Piers Marchant on The Gambler remake

December 26, 2014

The Gambler
Director: Rupert Wyatt
Cast: Mark Wahlberg, Brie Larson, John Goodman, Michael Kenneth Williams, Jessica Lange, Alvin Ing
Rating: R, for language throughout, and for some sexuality/nudity
Running time: 111 minutes

By Piers Marchant
for the Arkansas Democrat-Gazette and blood, dirt & angels

MV5BMjA5MjIzODE3N15BMl5BanBnXkFtZTgwNzUwNzYwMzE@._V1_SX214_AL_One thing you don’t normally have to work to deduce is the protagonist’s motivation in a gambling picture. Either they’re broke, or seriously in the hole, or they have something to prove to someone, or they just love the juice, whatever it is remains front and center and absolutely central to the film’s narrative.

But James Bennett (Mark Wahlberg) remains something of a cypher in this regard. An associate professor of literature at an L.A. university, from an extremely wealthy family, lead by his mother (Jessica Lange), your requisite cold-hearted bloodhound, he would seem to want for nothing in particular, yet shortly after we first meet him, attending his beloved grandfather’s funeral, he’s driving his fancy BMW up into the hills to private Korean gambling hall, and wagering $80K without a regard in the world for the outcome.

Though, it turns out, that’s not exactly right: Eventually, we come to realize his point — and beyond the not-so-subtle references to Camus’ The Stranger relentlessly placed in the screenplay update by William Monahan — but even then, it’s not until the film’s climax that we truly understand just what it is he’s up to. Interestingly, Rupert Wyatt’s film (based somewhat loosely on the 1974 original) spends a good deal of time playing with our understanding and expectation of a film involving a man who gets in too deep until the only way out is all the way through.

The night in the Korean casino proves a notable one for Bennett: He quickly falls into an even greater hole to the casino’s proprietor, Mr. Lee (Alvin Ing), and in trying to pay him back, finds a new man to give him a stake, the whippet smart Baraka (Michael Kenneth Williams), who grins at him like a jungle cat eyeing a gimpy wildebeest, before laying another $50K in his lap.
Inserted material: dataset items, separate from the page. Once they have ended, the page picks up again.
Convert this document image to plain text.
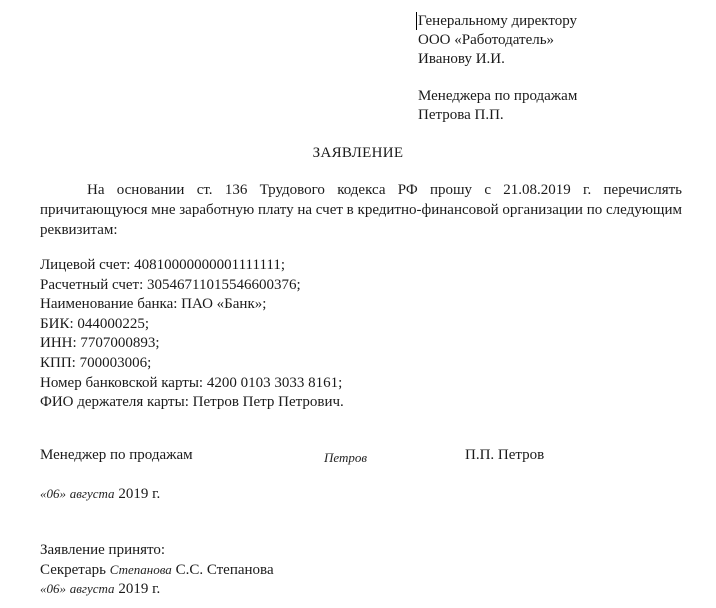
Генеральному директору
ООО «Работодатель»
Иванову И.И.
Менеджера по продажам
Петрова П.П.
ЗАЯВЛЕНИЕ
На основании ст. 136 Трудового кодекса РФ прошу с 21.08.2019 г. перечислять причитающуюся мне заработную плату на счет в кредитно-финансовой организации по следующим реквизитам:
Лицевой счет: 40810000000001111111;
Расчетный счет: 30546711015546600376;
Наименование банка: ПАО «Банк»;
БИК: 044000225;
ИНН: 7707000893;
КПП: 700003006;
Номер банковской карты: 4200 0103 3033 8161;
ФИО держателя карты: Петров Петр Петрович.
Менеджер по продажам	Петров	П.П. Петров
«06» августа 2019 г.
Заявление принято:
Секретарь Степанова С.С. Степанова
«06» августа 2019 г.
To pay both men back, Bennett brings in yet another party, Frank (John Goodman), the heavy-set loan shark, who seemingly spends a majority of his time shvitzing in steam rooms and explaining the basic principles of “[eff] you money.” Each man continues to give Bennett stakes, even as he keeps coming up dry time and again, until it becomes apparent part of his appeal to them is his candor and seeming lack of desperation. It’s not that Bennett feels the need to win big, it’s that he simply doesn’t care what happens as long as it eventually comes to point by which everything must be put on the line with a simple winner-take-all consequence.

As inscrutable as Bennett is — at one point, he leads a large seminar class to believe that only one of them has any actual writing gift (which would happen to be his eventual love interest, played by Brie Larson) and the rest should pack it in and find a good alternative to literature — he’s in fine company: Just about every other character in the film speaks in the same quasi-metaphysical ellipses (Baraka at one point explains “These days we’re all stuck with being who we are and where we are forever. No new world except maybe in the stars when we’re all dead. So we deal with where we are and what we are”). It’s a bit like watching an Aaron Sorkin production, only with everybody speaking in obtuse simile rather than pedantic quips. Midway through the film, the characters’ haughty eloquence begins to get on your nerves, especially when you realize absolutely nobody seems to be able to clearly state their purposeful desire in anything other than the most indirect of ways.

The other significant obstacle, of course, would be the film’s much-celebrated source material, Karel Reisz’ searing 1974 film which stars James Caan as a professor with a gambling addiction so intense and unalterable as to thoroughly whither any semblance of moral code. Simply put, this remake, while intriguing, isn’t in the same sort of class (but to be fair, the original was released during the single most jarring and artistically vital period in the history of the Hollywood studio system); Wahlberg, though game, is no Caan; William Monahan is no James Toback (who wrote the original screenplay based on his own, nearly lethal gambling addiction), and the remake naturally pales in comparison to the dark, disjointed original.

And yet, somehow, I warmed to this version and its obliqueness. It might have been Wahlberg’s desperate performance — about 180º from the guileless idiocy of Dirk Diggler — which began to win me over, or it might have been the film’s refusal to go gently into the spangled lights of Vegas, or the dreary rehab center. It seeks more for Bennett than just another warning to those of us who don’t want their lives to come apart at the seams, it drives relentlessly towards its point, and damn if it’s not an effective execution in doing so.